Shankly. Busby. Stein. The holy trinity of managerial greats. Football men. West of Scotland men. Labour men too.

David Peace’s The Damned United recreated Brian Clough’s disastrous 44 days in charge of Leeds United. In Red or Dead it is Bill Shankly’s time as Liverpool Manager, from 1959 to 1974. A novel, and an archive. A story and a sharing of a very public life, where every game, every result is recorded. 

Shankly matters and is revered not just because of the trophies his Liverpool team won, and the foundations for even greater triumphs under Bob Paisley who followed him, but as the philosopher of everyman. “Some say football is a game of life and death. It’s much more important than that.” “There are two great teams in Liverpool. Liverpool and Liverpool reserves.”  And, for any Celtic fan, after the 1967 European Cup final, to Jock Stein, “John, you’re immortal now”. 

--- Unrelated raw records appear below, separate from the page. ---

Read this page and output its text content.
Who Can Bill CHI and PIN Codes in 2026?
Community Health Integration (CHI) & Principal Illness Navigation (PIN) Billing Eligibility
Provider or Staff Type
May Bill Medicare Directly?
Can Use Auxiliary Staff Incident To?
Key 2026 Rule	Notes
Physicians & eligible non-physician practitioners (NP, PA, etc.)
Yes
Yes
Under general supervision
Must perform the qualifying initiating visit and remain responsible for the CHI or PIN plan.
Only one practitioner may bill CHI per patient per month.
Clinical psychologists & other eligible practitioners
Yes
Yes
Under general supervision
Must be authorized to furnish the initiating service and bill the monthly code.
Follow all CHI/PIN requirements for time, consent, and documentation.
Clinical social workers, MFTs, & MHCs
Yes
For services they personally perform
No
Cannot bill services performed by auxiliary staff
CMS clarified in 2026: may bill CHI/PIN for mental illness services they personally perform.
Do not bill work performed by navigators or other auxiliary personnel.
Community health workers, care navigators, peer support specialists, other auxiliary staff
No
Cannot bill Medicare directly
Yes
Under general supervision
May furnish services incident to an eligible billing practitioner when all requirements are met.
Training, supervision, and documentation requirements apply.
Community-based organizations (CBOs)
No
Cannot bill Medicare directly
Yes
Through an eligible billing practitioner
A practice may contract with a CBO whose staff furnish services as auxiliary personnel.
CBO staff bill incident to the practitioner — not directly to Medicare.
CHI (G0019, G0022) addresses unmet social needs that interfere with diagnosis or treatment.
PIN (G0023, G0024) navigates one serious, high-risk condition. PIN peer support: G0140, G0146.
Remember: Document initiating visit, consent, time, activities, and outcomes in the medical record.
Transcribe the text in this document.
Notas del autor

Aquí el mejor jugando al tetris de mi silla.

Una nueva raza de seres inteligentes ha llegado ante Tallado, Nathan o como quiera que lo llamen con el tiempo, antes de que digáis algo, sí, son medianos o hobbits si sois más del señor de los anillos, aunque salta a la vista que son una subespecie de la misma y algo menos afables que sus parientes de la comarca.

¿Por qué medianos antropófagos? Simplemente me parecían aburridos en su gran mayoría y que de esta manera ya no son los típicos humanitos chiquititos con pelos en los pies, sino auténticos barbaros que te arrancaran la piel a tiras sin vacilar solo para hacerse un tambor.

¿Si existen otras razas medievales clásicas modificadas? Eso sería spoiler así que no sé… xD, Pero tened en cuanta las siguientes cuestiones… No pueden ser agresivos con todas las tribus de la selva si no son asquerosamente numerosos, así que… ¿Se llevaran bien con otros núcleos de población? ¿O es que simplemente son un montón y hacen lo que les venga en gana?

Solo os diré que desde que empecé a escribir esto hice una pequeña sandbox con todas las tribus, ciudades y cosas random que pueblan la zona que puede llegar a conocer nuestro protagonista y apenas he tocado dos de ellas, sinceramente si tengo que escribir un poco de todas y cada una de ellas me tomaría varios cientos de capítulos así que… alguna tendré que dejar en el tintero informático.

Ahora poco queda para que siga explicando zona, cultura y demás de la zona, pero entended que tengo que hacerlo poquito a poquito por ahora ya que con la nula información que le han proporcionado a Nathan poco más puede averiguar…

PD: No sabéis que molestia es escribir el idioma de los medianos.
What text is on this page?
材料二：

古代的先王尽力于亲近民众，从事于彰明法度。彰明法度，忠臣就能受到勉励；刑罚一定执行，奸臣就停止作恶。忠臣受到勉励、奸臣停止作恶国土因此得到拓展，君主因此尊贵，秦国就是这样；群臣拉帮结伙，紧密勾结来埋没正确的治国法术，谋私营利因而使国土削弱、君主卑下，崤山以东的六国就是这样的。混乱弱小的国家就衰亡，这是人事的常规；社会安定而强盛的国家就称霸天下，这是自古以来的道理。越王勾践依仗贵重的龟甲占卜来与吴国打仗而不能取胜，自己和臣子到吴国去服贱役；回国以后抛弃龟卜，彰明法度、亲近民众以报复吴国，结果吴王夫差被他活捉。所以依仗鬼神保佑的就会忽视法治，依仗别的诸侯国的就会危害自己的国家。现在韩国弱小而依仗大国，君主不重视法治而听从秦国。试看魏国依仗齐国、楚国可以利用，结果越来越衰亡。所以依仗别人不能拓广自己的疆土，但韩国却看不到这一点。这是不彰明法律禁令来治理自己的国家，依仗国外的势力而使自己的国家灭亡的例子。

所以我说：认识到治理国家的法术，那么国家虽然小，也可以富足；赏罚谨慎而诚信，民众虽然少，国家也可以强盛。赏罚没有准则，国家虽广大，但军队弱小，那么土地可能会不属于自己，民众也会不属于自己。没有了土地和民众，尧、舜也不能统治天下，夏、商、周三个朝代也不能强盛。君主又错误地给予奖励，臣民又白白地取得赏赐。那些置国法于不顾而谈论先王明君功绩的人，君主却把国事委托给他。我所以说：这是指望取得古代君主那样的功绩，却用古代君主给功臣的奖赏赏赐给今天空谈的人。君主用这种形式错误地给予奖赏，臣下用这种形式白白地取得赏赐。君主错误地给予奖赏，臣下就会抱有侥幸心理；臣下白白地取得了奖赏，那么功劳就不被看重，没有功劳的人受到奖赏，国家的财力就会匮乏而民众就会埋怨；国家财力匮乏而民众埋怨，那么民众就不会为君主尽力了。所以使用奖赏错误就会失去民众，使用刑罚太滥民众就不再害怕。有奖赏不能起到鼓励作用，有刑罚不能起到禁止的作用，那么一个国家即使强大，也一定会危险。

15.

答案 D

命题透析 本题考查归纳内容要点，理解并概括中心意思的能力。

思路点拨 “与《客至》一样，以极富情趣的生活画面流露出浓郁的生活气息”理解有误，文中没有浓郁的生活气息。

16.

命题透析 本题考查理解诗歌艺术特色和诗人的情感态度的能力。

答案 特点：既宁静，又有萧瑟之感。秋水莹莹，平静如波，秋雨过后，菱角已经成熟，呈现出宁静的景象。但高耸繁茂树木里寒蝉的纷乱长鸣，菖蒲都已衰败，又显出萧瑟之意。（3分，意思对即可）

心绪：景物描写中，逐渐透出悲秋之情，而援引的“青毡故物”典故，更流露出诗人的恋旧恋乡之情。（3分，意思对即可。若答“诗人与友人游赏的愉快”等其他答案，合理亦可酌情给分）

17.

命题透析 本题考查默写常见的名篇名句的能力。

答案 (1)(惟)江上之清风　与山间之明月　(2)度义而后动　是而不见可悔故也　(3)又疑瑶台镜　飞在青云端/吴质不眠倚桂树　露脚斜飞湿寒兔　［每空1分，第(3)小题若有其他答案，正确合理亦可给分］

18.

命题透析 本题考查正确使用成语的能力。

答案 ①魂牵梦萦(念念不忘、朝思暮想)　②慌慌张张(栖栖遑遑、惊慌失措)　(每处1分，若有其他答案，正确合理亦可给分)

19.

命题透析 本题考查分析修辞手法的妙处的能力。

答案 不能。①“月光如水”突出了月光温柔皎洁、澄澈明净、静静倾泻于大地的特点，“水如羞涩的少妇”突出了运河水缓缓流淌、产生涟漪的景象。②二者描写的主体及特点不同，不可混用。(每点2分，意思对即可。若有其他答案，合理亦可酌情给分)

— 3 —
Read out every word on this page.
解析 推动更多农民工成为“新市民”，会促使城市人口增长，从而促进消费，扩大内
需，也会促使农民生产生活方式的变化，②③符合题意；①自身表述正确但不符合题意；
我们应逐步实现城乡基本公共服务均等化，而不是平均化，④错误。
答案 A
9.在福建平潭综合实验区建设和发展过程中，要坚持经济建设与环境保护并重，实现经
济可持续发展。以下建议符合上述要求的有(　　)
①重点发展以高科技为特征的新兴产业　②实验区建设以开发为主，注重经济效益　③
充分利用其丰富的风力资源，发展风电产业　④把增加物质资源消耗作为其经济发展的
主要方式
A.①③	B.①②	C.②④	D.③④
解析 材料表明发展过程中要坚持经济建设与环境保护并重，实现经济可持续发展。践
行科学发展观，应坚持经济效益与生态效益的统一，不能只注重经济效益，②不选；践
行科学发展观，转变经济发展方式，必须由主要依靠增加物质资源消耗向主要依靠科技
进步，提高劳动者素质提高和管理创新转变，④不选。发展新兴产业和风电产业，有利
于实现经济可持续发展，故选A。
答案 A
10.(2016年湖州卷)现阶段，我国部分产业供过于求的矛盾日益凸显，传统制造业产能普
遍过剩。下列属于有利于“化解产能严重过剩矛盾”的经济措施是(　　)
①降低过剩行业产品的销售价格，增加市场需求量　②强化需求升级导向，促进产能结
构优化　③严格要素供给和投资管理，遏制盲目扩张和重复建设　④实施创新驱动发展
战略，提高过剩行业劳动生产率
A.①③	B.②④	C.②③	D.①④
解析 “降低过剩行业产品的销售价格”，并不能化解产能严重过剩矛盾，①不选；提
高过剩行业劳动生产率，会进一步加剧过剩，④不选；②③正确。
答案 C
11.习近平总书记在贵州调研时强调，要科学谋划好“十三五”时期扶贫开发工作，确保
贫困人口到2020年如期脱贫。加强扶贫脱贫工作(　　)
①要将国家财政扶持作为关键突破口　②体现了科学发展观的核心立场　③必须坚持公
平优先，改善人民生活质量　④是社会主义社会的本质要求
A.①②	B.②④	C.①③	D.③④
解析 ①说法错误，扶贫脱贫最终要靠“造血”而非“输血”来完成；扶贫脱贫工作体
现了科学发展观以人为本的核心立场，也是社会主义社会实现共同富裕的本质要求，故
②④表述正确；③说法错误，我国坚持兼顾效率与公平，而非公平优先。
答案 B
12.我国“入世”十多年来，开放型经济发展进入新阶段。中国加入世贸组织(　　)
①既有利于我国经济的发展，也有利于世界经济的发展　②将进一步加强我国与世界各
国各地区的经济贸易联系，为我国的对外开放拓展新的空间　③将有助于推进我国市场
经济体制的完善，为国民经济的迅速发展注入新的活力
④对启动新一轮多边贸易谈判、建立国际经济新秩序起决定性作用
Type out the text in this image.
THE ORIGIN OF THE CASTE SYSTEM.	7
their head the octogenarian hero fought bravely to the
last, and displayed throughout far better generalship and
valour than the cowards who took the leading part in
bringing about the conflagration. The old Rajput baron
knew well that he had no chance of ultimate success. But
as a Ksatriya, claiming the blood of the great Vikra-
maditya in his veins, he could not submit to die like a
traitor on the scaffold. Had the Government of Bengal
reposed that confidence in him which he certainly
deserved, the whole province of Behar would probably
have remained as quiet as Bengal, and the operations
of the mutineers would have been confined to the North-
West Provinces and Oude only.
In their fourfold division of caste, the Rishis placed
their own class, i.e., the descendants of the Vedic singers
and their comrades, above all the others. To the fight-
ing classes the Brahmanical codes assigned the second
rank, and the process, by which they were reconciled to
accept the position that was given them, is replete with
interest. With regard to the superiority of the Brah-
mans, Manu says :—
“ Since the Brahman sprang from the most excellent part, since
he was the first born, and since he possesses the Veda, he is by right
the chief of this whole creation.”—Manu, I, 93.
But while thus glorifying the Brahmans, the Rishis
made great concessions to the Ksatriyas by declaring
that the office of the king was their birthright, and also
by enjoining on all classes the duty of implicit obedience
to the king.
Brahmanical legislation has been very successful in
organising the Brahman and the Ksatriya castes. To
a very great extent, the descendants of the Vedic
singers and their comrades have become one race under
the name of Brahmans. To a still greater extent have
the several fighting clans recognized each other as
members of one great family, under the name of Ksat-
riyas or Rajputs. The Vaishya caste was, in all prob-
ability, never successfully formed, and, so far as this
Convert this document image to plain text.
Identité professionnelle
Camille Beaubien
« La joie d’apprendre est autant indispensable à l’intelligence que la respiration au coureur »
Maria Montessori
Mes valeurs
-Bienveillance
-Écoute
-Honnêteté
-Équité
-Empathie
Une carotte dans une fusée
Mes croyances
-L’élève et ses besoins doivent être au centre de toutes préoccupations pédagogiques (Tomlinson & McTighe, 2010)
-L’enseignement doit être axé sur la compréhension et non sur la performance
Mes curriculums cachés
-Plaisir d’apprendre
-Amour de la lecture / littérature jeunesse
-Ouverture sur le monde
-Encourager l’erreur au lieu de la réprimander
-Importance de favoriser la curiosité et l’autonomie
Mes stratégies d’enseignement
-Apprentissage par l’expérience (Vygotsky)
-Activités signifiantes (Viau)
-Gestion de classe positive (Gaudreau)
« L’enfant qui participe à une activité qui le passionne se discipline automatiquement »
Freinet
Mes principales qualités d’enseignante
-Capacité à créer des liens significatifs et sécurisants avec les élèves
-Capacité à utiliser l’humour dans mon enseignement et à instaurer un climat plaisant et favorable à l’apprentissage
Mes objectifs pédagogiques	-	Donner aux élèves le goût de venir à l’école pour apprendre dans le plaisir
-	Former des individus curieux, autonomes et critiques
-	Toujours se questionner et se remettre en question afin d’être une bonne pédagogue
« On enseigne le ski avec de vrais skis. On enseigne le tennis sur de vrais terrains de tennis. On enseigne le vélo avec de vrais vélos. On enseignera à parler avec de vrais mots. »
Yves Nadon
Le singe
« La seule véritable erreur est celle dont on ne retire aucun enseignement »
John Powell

Peace’s book charts every game, every attendance, every goal. How do you write such a thing without it simply becoming a list? Peace’s answer? Dive into the list. Make the list the medium. “On Saturday 7 March 1964 Ipswich Town Football Club came to Anfield, Liverpool. That afternoon thirty five thousand five hundred and seventy five folk came too. In the forty first minute Ian St John scored. In the forty eighth minute Roger Hunt scored….” Anfield is “At home> at Anfield”. “The Kop. The Spion Kop”.

On and on. Over and over, through the seasons, year after year. Winning. Losing. Preparing.  Celebrating triumph. Reflecting on loss. 

Ultimately though, the book is not about football. It is about work. The work that makes us.  The work that confers identity, sense of purpose. And what happens when it is gone. What happens when it’s over. This is the heart of it. Shankly’s retirement. His life after. His watching of the club do even better. Being part of it and not part of it. Turning up at training every morning after retirement only to be told, eventually, and inevitably, not to come.

To anyone contemplating early retirement, this book is a warning. A hymn of praise to the work ethic. You get one chance. You can’t start over, do it all again. How does any of us come to terms with that? The lucky few may reflect on every chance seized, the great triumphs they enjoyed. For most, there will be regrets, wondering about the road not taken. How we cope with that is how we cope with life. This is about far more than football.

Bill’s post retirement routines are laid out in the most minute detail. “Bill put on his shirt. His tangerine shirt. Bill went to the dressing table. Bill opened the top drawer. Bill took out his cufflinks. His gold cufflinks. Bill closed the drawer. Bill did up the cuffs of his shirt. His tangerine shirt. Bill went to the wardrobe…”

I confess I eventually began to skip pages about Bill setting the table, Bill eating his breakfast and Bill clearing the table. Perhaps there is some metronomic literary thing I didn’t get. Perhaps you can’t separate medium and message. But I felt myself wanting to move on, to find out what happened next.

Shankly’s era was one where the battle was more even. Money mattered less. Pre oligarch.Pre billionaire’s plaything. Pre Sky revenue. Pre awarding a world cup to be played in the desert heat of Qatar. Derby County could win the league. Nottingham Forest could win the European Cup. Twice. 

Childhood football memories help define us, our own identity, who we are. Early world cups.  Long hair and bubbly perms. Kevin Keegan and his Ford Capri. I remember Shankly retiring, early it seemed, unexpected. I remember when Liverpool dominated football. I remember Kenny Dalglish being transferred from Celtic to Liverpool for £440,000. I don’t know why I remember the fee but I do. It felt like the beginning of the end of Celtic as a great team, able to battle with the best.

Now the game is different. Could a Derby County win the league today, or a Nottingham Forest the Champions League? Is it all moneyball? Atletico Madrid won the Spanish league last year and reached the Champions League final on a fraction of the budget of Europe’s bigger clubs. It can happen, but it’s much harder, rarer.

So the game has changed and the times have changed. But father still tries to confer love of the game on son. I sit every morning with the Panini stickers and my five year old. He doesn’t yet understand the difference between club and country, but I tell him about the World Cup. I tell him about Messi, Ronaldo, about the Dutch, about Brazil, Argentina, Spain. It’s still a beautiful game.